The Advantages of Nearly Dying – poems by Michael Rosen

Smokestack Books, 2023, £8.99

Review by Mike Waddington

cid:image001.png@01D957DA.D1893EE0

 

Michael Rosen is having a very productive time – this is his fourth book drawing on his Covid experience - and the 152 poems here are witty, wry and at times raw and agonising; he has a “deja-whiff” -

I’m beginning to think

I’m attached to hospital now.

My head lives there.

(p148)

It dominates his lonely times …

I pause,

I look at it, turn it over,

Name it,

And try to drain it of its power to reach into me.

(p164)

 

This “draining” makes these poems heroic, confronting the haunted – agonised – past; what might have been, what has been lost, guilt, fear.  He’s a “Noah in the rain.”

There’s plenty of uplift – about the NHS, the staff and his own recovery:

 

I said to the physio at the rehab

That I didn’t think I would be able

To do a show

To 100s of children in a theatre again.

She said I would.

This year,

I did a show to 100s of children

At the Queen Elizabeth Hall.

A woman with her kids

Asked me to sign a book.

It’s me, she said.

It was the physio

(p174)

 

One point of poetry is to contain powerful emotions (think weddings and funerals) and what stirs in Michael Rosen is powerful, and sometimes dark:

 

I wonder if I will have to get up

In the night for a pee

And I think about the quiet dark

Of the house

Which will be there

If I do.

(p86)

 

And:

When I came home

I pretended I was happier than I was.

I pretended that

I wasn’t finding myself

Back in lonely places

Of the hospital

Again and again.

(164)

 

(on the Rehab ward) I see me back then

Trying hard to be happy.

But inside there were dark corners

Where I was afraid that I had fallen apart:

The man who forgets yesterday.

(p172)

 

His mind is filled with memories of his mother’s “cold hands” and the death of his son (from meningitis) and the nightmares this brings.

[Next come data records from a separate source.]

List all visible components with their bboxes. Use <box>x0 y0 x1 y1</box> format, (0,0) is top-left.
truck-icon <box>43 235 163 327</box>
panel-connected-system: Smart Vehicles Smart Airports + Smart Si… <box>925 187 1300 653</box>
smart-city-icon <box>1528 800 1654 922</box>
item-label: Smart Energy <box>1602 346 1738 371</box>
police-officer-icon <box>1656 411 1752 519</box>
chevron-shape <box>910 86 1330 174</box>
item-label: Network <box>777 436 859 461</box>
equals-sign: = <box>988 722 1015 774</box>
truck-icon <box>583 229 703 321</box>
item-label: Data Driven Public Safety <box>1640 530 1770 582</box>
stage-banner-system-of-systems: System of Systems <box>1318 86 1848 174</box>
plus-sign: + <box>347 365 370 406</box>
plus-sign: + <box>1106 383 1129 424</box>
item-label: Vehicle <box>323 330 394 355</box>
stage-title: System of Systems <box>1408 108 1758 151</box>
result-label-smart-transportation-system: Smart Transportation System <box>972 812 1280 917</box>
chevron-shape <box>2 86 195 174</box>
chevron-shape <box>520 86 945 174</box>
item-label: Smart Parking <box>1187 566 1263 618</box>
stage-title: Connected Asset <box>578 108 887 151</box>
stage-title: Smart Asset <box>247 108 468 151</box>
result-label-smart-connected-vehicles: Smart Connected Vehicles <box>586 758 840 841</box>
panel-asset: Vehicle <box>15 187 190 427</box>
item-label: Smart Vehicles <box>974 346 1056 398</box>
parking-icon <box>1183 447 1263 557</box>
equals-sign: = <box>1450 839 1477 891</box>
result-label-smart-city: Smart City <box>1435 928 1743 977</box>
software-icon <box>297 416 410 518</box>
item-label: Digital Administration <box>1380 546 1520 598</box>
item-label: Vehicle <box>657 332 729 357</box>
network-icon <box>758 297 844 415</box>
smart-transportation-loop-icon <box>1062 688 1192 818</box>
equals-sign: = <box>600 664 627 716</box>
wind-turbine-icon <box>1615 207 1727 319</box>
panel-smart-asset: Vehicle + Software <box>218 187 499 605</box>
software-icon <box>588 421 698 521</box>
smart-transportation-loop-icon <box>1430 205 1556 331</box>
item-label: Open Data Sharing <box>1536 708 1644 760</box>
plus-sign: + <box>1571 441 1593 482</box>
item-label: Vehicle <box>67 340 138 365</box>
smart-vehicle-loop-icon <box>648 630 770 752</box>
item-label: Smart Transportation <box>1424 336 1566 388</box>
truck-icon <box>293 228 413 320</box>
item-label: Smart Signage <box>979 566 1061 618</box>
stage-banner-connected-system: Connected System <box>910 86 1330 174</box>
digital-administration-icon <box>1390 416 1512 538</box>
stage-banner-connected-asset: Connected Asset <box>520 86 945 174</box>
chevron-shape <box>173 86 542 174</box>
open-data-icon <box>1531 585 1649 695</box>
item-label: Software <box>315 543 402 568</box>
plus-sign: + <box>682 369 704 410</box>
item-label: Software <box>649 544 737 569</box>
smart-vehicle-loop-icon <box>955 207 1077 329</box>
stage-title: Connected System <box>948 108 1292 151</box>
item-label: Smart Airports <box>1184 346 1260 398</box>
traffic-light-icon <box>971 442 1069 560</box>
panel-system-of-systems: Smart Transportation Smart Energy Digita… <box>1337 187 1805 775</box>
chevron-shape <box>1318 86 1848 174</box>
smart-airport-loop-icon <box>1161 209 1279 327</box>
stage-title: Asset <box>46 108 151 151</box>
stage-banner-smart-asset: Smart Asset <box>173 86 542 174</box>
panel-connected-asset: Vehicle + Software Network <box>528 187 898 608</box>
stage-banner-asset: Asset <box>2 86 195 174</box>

Thinking on the beginnings of lockdown reminds him:

 

Some days I thought

It was my fault that Eddie died.

I didn’t spot meningococcal septicaemia

I didn’t see it.

I thought

If it was my fault

I must have killed him.

I pore over stories of survivors … looking for something.

(p140)

 

In his ‘Sonnet for Anne Frank’ he grapples:

Each time we read, we struggle to enjoy

Your love of life while knowing how it ended

(p184)          

 

But the journey through these pages has plenty to smile at and laugh at too and get angry about.

And plenty to reflect on:

Or it could (be?) profoundly encouraging

That what we have is being here

Because we could make the best of it

While there’s time.

(p175)

And he’s full of ideas on how to do that.